USCIS has an excellent website on this topic.
This information covers if immediate relative is inside or outside of the US when I-130 is approved. The only concern is the need to follow the rules as they are when the time arrives. This was more of a cocnern in the early 2000s when it was necessary to tell clients that the rules could change 4 times before the I-130 is approved. Good luck.
Legal disclaimer: The statement above is provided by CC Abbott is based on general assistance and not intended to be a legal opinion because not all the facts are provided. The person requesting information and all others reading the answer should retain an attorney who is permitted by the state bar within the jurisdiction who can examine the complete facts and provide a legal opinion on your case. All information provided in the above answer and other information provided by CC Abbott does not create an attorney/client relationship within any state of Federal law.
You may look at http://travel.state.gov/visa/immigrants/info/info_1339.html. You should consult with an experienced immigration attorney to determine if there are any legal issues to worry about. If you are residing in Spain, you may have issues in meeting the requirements for the Affidavit of Support. Good luck.
For a consultation 714-560-0040. The answer provided is general in nature and because not all facts are known, it should not be construed as legal advice. The answer does not create an attorney/client relationship.
The NVC will require a considerable amount of original or certified documents. The documents my clients generally need the most time compiling are police clearance letters and original birth certificates.

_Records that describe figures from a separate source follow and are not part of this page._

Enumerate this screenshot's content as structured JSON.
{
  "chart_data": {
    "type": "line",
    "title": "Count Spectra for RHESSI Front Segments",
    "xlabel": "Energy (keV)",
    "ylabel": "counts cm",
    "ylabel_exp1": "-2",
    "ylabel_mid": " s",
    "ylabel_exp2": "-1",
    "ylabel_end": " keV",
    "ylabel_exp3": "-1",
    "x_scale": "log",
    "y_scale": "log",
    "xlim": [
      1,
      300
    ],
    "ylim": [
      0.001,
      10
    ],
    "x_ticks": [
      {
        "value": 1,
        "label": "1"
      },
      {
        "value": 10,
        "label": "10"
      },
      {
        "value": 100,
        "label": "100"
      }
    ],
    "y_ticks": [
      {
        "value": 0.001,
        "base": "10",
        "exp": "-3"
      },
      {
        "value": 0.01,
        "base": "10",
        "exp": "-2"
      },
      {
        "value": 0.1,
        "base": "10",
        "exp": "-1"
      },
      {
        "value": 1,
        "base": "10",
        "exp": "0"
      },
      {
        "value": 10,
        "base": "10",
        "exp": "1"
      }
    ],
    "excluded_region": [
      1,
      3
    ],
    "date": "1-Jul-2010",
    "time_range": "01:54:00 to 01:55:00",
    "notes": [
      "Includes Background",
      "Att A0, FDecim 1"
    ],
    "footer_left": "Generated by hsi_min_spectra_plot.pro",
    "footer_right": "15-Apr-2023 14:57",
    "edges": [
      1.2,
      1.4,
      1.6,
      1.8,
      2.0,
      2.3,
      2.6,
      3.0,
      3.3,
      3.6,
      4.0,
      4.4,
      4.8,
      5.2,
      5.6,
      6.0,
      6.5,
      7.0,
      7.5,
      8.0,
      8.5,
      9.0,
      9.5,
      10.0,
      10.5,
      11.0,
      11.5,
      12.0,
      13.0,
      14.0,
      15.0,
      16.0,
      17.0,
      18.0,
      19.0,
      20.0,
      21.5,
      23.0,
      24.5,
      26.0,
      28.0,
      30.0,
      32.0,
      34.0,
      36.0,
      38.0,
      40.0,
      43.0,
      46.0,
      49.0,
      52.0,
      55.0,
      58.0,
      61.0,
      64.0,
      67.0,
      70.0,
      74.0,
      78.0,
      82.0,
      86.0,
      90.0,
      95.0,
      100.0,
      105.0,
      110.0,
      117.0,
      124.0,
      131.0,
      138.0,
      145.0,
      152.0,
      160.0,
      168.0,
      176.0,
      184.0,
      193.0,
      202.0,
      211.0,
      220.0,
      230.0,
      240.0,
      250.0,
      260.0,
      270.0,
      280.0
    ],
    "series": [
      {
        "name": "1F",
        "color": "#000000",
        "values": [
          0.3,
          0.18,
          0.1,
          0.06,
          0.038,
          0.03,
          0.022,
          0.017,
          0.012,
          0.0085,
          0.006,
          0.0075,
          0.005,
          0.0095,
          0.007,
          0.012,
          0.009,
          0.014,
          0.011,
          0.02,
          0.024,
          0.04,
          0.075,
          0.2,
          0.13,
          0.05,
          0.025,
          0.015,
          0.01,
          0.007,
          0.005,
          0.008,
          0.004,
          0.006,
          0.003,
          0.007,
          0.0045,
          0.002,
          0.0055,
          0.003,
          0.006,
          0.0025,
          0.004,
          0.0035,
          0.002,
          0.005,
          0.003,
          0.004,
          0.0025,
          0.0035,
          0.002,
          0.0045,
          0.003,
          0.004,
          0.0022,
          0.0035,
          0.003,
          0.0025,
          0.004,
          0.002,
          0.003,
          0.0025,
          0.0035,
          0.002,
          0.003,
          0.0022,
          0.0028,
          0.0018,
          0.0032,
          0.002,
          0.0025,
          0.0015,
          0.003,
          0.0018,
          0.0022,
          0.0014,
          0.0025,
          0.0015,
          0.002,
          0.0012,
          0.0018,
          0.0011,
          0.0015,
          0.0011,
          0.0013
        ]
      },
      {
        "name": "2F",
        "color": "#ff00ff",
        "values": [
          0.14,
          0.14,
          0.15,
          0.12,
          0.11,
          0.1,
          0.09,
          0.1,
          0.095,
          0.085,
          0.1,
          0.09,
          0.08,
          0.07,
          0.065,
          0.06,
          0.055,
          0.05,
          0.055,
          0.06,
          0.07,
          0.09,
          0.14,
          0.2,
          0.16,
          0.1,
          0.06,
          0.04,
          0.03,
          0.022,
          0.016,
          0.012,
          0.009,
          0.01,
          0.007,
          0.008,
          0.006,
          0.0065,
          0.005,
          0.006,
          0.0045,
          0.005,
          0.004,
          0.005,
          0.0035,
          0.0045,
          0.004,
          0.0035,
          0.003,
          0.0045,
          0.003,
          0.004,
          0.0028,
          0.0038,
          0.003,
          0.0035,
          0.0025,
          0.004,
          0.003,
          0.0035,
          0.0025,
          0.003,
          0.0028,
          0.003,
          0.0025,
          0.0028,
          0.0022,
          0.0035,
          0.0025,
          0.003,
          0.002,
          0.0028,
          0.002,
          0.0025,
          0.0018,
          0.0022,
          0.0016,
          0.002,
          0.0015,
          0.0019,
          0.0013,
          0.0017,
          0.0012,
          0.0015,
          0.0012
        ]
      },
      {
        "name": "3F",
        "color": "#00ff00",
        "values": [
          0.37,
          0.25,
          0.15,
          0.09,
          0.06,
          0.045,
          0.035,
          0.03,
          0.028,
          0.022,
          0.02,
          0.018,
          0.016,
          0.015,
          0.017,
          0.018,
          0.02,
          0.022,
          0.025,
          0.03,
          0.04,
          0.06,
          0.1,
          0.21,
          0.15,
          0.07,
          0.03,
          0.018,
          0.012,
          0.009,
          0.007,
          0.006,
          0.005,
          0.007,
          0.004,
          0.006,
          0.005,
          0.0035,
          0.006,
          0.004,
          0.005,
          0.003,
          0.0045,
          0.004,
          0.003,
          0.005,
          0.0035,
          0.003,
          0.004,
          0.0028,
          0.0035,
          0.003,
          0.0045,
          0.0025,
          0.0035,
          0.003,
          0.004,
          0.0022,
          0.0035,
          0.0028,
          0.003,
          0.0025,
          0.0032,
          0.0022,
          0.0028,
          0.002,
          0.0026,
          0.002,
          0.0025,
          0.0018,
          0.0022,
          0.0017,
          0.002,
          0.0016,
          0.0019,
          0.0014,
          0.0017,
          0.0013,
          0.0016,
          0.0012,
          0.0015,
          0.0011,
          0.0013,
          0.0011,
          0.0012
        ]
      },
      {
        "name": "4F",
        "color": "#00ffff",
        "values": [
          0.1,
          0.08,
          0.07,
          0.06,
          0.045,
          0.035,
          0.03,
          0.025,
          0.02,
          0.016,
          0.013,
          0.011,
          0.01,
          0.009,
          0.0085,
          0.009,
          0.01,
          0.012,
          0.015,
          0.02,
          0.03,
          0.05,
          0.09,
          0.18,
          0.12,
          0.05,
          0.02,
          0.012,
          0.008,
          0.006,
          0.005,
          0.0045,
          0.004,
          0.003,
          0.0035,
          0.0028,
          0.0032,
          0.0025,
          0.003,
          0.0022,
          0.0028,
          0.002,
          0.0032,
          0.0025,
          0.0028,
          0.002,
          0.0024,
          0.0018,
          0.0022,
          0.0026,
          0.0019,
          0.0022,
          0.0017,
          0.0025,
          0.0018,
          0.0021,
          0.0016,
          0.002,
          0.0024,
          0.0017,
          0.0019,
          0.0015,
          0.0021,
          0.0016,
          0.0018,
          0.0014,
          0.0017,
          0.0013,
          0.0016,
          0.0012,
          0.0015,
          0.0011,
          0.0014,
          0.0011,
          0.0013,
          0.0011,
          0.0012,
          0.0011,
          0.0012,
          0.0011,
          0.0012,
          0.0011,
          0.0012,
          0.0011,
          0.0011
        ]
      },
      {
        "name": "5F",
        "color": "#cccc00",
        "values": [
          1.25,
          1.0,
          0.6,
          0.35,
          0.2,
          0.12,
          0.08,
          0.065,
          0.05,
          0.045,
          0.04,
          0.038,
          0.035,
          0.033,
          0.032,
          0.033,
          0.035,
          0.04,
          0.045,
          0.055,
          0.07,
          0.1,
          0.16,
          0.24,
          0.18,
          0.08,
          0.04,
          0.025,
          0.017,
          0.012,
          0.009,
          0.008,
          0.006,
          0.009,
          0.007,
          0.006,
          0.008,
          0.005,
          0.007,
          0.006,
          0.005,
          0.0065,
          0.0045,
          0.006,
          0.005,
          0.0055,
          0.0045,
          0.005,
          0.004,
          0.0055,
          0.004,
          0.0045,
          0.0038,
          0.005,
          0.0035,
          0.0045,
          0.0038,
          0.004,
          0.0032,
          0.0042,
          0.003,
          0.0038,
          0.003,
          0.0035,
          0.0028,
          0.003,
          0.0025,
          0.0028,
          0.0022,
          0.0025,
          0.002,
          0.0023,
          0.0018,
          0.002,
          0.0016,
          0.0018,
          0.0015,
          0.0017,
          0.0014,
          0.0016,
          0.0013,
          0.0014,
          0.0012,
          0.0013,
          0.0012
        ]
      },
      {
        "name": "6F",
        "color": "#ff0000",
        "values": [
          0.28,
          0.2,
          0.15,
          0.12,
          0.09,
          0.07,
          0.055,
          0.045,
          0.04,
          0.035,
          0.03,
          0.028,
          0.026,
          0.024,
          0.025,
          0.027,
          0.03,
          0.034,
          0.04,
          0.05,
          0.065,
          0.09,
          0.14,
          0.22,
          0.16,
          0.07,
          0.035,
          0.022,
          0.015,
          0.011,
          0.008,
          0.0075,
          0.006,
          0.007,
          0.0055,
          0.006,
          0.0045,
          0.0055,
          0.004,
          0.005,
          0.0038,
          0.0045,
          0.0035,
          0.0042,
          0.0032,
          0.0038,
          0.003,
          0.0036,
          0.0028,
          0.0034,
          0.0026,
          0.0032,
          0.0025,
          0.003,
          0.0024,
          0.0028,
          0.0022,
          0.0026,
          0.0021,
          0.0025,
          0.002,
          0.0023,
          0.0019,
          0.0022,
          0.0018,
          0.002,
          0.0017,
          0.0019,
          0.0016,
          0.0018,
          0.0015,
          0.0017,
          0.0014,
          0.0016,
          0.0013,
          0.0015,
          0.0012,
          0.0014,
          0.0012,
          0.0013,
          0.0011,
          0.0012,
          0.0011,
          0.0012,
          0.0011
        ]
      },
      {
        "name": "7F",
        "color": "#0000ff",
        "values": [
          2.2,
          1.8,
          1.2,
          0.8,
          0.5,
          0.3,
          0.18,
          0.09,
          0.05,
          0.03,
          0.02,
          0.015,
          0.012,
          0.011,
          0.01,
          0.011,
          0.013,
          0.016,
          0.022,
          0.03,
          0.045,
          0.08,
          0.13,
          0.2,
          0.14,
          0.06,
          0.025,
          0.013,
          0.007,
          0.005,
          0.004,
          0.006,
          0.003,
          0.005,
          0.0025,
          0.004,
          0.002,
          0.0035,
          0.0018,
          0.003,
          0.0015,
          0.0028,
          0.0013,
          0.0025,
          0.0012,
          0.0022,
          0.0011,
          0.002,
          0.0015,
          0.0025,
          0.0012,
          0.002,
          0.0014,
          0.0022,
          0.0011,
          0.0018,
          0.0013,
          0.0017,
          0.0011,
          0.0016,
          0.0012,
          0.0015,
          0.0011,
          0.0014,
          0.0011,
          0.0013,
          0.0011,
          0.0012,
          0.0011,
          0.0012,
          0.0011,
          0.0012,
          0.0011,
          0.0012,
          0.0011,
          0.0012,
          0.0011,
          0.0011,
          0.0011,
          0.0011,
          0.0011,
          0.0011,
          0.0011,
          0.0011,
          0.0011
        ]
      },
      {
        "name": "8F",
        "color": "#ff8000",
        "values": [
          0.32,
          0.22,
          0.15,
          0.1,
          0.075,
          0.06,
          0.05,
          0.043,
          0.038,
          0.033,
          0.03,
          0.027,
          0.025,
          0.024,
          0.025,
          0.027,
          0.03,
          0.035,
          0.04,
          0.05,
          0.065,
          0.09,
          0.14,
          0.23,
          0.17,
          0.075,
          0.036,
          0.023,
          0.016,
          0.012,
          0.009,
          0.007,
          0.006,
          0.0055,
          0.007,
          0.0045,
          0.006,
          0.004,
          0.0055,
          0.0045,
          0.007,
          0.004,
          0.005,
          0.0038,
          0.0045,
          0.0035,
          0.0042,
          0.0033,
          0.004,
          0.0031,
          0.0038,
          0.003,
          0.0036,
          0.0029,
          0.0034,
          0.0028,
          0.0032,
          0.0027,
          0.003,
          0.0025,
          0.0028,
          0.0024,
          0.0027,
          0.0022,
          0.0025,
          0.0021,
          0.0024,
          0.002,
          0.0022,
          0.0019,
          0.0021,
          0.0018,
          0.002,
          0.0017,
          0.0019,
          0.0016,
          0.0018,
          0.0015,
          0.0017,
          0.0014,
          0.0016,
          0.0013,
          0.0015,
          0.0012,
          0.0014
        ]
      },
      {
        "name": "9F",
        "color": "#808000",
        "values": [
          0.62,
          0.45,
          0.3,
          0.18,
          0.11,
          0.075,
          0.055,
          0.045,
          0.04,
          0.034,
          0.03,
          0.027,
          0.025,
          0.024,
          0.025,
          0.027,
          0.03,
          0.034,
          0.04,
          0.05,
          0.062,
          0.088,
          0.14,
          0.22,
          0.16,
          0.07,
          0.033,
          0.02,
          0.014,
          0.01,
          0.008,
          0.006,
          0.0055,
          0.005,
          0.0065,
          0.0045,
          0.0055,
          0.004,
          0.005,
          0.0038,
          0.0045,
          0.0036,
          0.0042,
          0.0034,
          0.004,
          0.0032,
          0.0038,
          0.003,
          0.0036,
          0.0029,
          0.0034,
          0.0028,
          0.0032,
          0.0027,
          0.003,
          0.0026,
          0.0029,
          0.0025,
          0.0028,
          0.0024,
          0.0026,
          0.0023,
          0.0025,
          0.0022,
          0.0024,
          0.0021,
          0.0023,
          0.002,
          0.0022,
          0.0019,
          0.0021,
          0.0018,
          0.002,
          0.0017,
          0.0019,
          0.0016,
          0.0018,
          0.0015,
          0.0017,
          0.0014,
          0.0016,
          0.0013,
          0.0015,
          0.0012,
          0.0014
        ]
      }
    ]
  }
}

You should consult with an experienced immigration attorney who should be able to provide you a comprehensive list during your consultation.
You generally will present updated documentation regarding the bona fides of your marriage at the consulate interview. Only sometimes will I have clients submit this type of documentation with the NVC, where there is a particular issue to address. You will need to show the U.S. citizen meets income guidelines. I mention this because you both currently reside in Spain and there is a requirement that the U.S. citizen must generally have stable U.S. based earnings. There is also a requirement that you have U.S. residence, despite the fact you are in Spain.
Yes, I agree that having an experienced immigration attorney helps if the fee is reasonable. You both are abroad. When a case is delayed due to problems, the tendency is to continue to delay and dig for more problems. Efficient processing and a well-prepared case through to visa issuance helps.